Я не сильно сдавил расслабленную ладонь Алексея и с улыбкой произнёс:
– Очень приятно познакомиться. А в казачий конный взвод-то как попал? В нём почти все казаки.
– Места в пехотных взводах не осталось. Пришлось в конный взвод идти. Не ждать же ещё год! А там, может, и место освободится. Отец с начальником училища договаривался о возможном переводе во время учёбы.
«Видимо, временный попутчик», – успел подумать я, как наш дальнейший разговор прервал младший портупей-юнкер Сафонов, который дал команду строиться в коридоре в колонну по два. Спустившись на первый этаж, наше отделение прошло по коридорам, пока не остановилось перед дверью с надписью «цейхгауз». Как в коридоре, так и во всех остальных помещениях училища, мимо которых мы проходили, стояла непривычная после экзаменационного шума тишина и не было ни души.
На стук в дверь склада портупей-юнкера её открыл изнутри бородатый, разбойничьего вида казак, одетый в мундир с нашивками вахмистра на погонах и шевроном на левом рукаве за сверхсрочную службу. На мундире были видны две серебряные медали «За усердие» на Станиславской и Аннинской лентах и медаль «За храбрость» четвёртой степени на Георгиевской ленте. Окинув наше отделение мрачным и звероватым взглядом, этот вылитый разбойник шире раскрыл дверной проём.

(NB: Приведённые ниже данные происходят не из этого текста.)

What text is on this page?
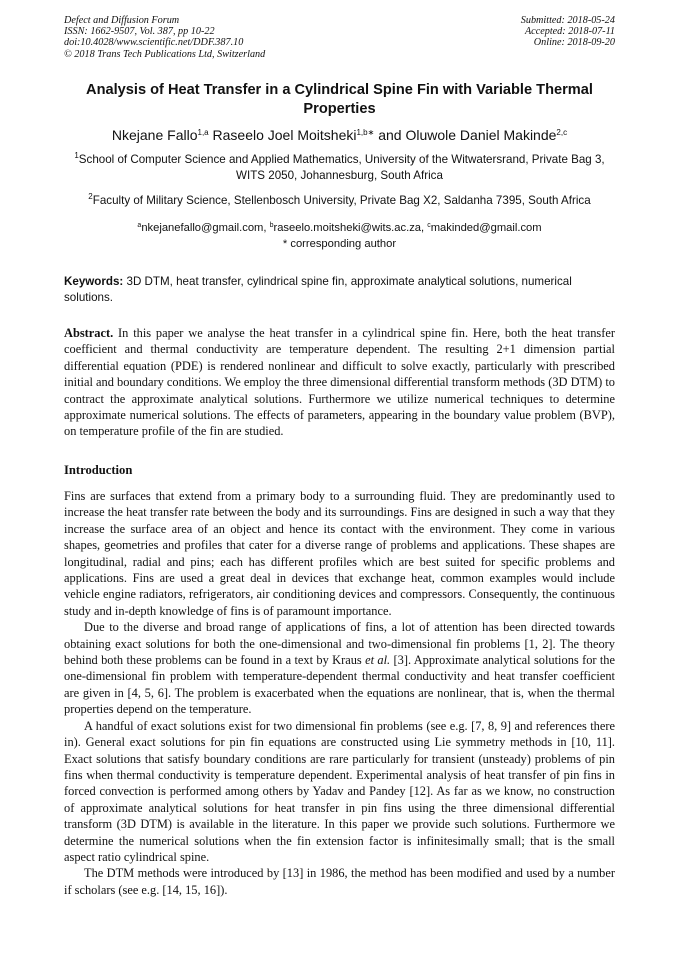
Defect and Diffusion Forum
ISSN: 1662-9507, Vol. 387, pp 10-22
doi:10.4028/www.scientific.net/DDF.387.10
© 2018 Trans Tech Publications Ltd, Switzerland
Submitted: 2018-05-24
Accepted: 2018-07-11
Online: 2018-09-20
Analysis of Heat Transfer in a Cylindrical Spine Fin with Variable Thermal Properties
Nkejane Fallo$^{1,a}$ Raseelo Joel Moitsheki$^{1,b∗}$ and Oluwole Daniel Makinde$^{2,c}$
$^1$School of Computer Science and Applied Mathematics, University of the Witwatersrand, Private Bag 3, WITS 2050, Johannesburg, South Africa
$^2$Faculty of Military Science, Stellenbosch University, Private Bag X2, Saldanha 7395, South Africa
$^a$nkejanefallo@gmail.com, $^b$raseelo.moitsheki@wits.ac.za, $^c$makinded@gmail.com
* corresponding author
Keywords: 3D DTM, heat transfer, cylindrical spine fin, approximate analytical solutions, numerical solutions.
Abstract. In this paper we analyse the heat transfer in a cylindrical spine fin. Here, both the heat transfer coefficient and thermal conductivity are temperature dependent. The resulting 2+1 dimension partial differential equation (PDE) is rendered nonlinear and difficult to solve exactly, particularly with prescribed initial and boundary conditions. We employ the three dimensional differential transform methods (3D DTM) to contract the approximate analytical solutions. Furthermore we utilize numerical techniques to determine approximate numerical solutions. The effects of parameters, appearing in the boundary value problem (BVP), on temperature profile of the fin are studied.
Introduction

Fins are surfaces that extend from a primary body to a surrounding fluid. They are predominantly used to increase the heat transfer rate between the body and its surroundings. Fins are designed in such a way that they increase the surface area of an object and hence its contact with the environment. They come in various shapes, geometries and profiles that cater for a diverse range of problems and applications. These shapes are longitudinal, radial and pins; each has different profiles which are best suited for specific problems and applications. Fins are used a great deal in devices that exchange heat, common examples would include vehicle engine radiators, refrigerators, air conditioning devices and compressors. Consequently, the continuous study and in-depth knowledge of fins is of paramount importance.

Due to the diverse and broad range of applications of fins, a lot of attention has been directed towards obtaining exact solutions for both the one-dimensional and two-dimensional fin problems [1, 2]. The theory behind both these problems can be found in a text by Kraus et al. [3]. Approximate analytical solutions for the one-dimensional fin problem with temperature-dependent thermal conductivity and heat transfer coefficient are given in [4, 5, 6]. The problem is exacerbated when the equations are nonlinear, that is, when the thermal properties depend on the temperature.

A handful of exact solutions exist for two dimensional fin problems (see e.g. [7, 8, 9] and references there in). General exact solutions for pin fin equations are constructed using Lie symmetry methods in [10, 11]. Exact solutions that satisfy boundary conditions are rare particularly for transient (unsteady) problems of pin fins when thermal conductivity is temperature dependent. Experimental analysis of heat transfer of pin fins in forced convection is performed among others by Yadav and Pandey [12]. As far as we know, no construction of approximate analytical solutions for heat transfer in pin fins using the three dimensional differential transform (3D DTM) is available in the literature. In this paper we provide such solutions. Furthermore we determine the numerical solutions when the fin extension factor is infinitesimally small; that is the small aspect ratio cylindrical spine.

The DTM methods were introduced by [13] in 1986, the method has been modified and used by a number if scholars (see e.g. [14, 15, 16]).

– По одному подходим к столу, получаем комплект формы, забираем и выходим. Потом заходит следующий! – прорычал казак-каптенармус и скрылся внутри помещения склада.
Некоторые из юнкеров переглянулись между собой с чувством какого-то дискомфорта и страха в глазах. Я, улыбаясь про себя, подумал, что в этом случае внешний вид каптенармуса совсем не соответствует внутреннему содержанию. Я два раза помогал, говоря языком будущего, начальнику вещевого склада Астафьеву Семёну Васильевичу с подготовкой к приёму нового набора юнкеров. Разбирали по размерам обмундирование, сортировали по видам формы. Оба раза работа заканчивалась нашим совместным чаепитием с выпечкой, во время которого я слушал приправленные юмором рассказы о жизни училища и боевом прошлом этого добродушного человека. Но весь внешний вид дядьки Семёна говорил о том, что перед вами натуральный зверь-унтер, который спуску не даст.
Юнкера потянулись по одному на склад, выходя из помещения через три-пять минут с охапкой обмундирования. Когда подошла моя очередь и я зашёл на склад, дядька Семён улыбнулся мне и пальцем показал на две аккуратно сложенных кипы формы, которые отдельно лежали на лавке в углу.
– Бери левую, – тихо произнёс он. – Другую заберешь, когда второй раз придёте.
Я кивнул и молча пошёл к указанному набору, думая про себя: «Знакомство с тыловиками всегда приносит положительные дивиденды, что в моём мире, что здесь».
После первого похода за формой был второй, во время которого мы получили оставшееся обмундирование, включая шинели и папахи. Данную форму мы разместили в индивидуальных подписанных шкафчиках, находящихся в отдельной комнате, которую я для себя обозвал каптёркой по аналогии с рязанским десантным училищем.